I have a new fad diet. It's called the "Homebuyer Diet." Your stomach is in knots, so you definitely don't feel hungry. You get all kinds of energy from nerves and worry. I've lost five pounds in less than a week.
I've also been waking up with a jolt at four o'clock every [bleep]ing morning since Friday. Never the same reason but always the same result.
So here's what's been going on, as reconstructed from the emails I've been bombarding my sister and Mom with for days:
Saturday: My realtor tells me she couldn't get hold of the originator at the credit union, and she's not sure whether the townhouse is going to qualify for the FHA program. Something about its being part of an association and also about not knowing the tenant to live-in owner ratio. If it's mostly tenants I think property values go down. Also the FHA wants to make sure I'm buying this to live in, not to rent out. Fair enough. Anything I can sign to avow that's what I'm doing? She doesn't know, that's why we need the lady at the credit union. Apparently she's their FHA expert. We'll talk to her Monday.
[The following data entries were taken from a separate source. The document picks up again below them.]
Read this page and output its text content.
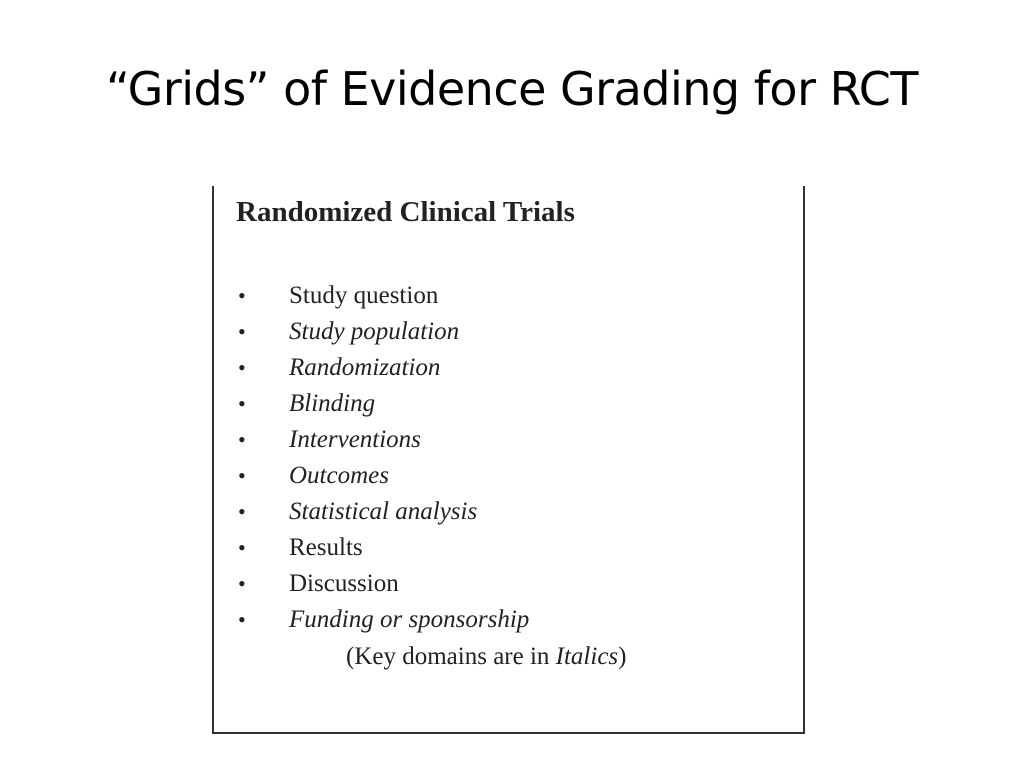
“Grids” of Evidence Grading for RCT
Randomized Clinical Trials
• Study question
• Study population
• Randomization
• Blinding
• Interventions
• Outcomes
• Statistical analysis
• Results
• Discussion
• Funding or sponsorship
(Key domains are in Italics)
Sunday: Fret, worry, try to put it out of my mind, and go shake my fanny at belly dance class. I'm okay until bedtime, when the same thoughts chase each other around and around in my head as the cat purrs on my chest.
Monday: My agent has received the numbers she needed, and they're not very good: 33 units, 19 tenanted, 14 with owner in residence. That's 58% tenant. I look it up online and find that anything over 10% is considered a risk. More bad news: the originator is going to be out of the office all day. No news 'til Tuesday.
Today: Originator is going to be out of the office until Thursday, for crying out loud. My agent calls the other one and says she can't wait until Thursday, could he please learn a bit more about the FHA today? He does, the FHA won't finance this townhouse. Crap. The PHFA will, though (that's Pennsylvania's version of the same program). My credit union doesn't do PHFA loans, though. Double crap. My realtor is on really good terms with someone at another bank, contacts her (after asking me if it was okay. I said, sure, go for it). She works the numbers out and also finds me a funky little loan from my county designed to help out with down payment and closing costs. It's a second mortgage, interest-free, and I don't have to pay it off until I either sell the house or refinance it. She asks for (and receives) a bunch of financial information from me to see if I qualify. I do, just barely.
After that, things start rocketing forward again. At four o'clock precisely (by the Big Ben chimes from the clock on campus) I have a completely executed contract in my hands, and some time during the next fifteen days I need to get the place inspected. I'm meeting with the mortgage originator at the new bank (just up the street from my credit union) on Friday. I am to bring with me a sheaf of papers, financial documents, and various pieces of proof that I do actually exist, live in this county, work, that the numbers I gave her today were accurate, and that I have good credit.
Good lord this has been an education. So far everyone I've dealt with has been eager to help me get me into a place of my own. My real estate agent has been wonderful, and never for a moment did I think she was working for anything other than my best interests. For example: the "dream" townhouse--the one that I knew was out of my league but was still tantalizingly just inside the range I'd been okayed for by the credit union--I'd looked at it wistfully from the driveway as we were pulling away. J. said, pleadingly, "Vee, I don't want you to be house-poor." That stuck with me. That told me more than anything whose side she was on, and that I could trust her. She'd have made a much better commission on that one than she's making on this one, but this one is a better fit for me and that's what is motivating her. I think she's as excited about this as I am.
My sister has said that first-time home buyers are her favorite clients. The excitement is infectious. I believe it.
Looks like another sleepless night, but for a good reason this time. Definitely time to start packing.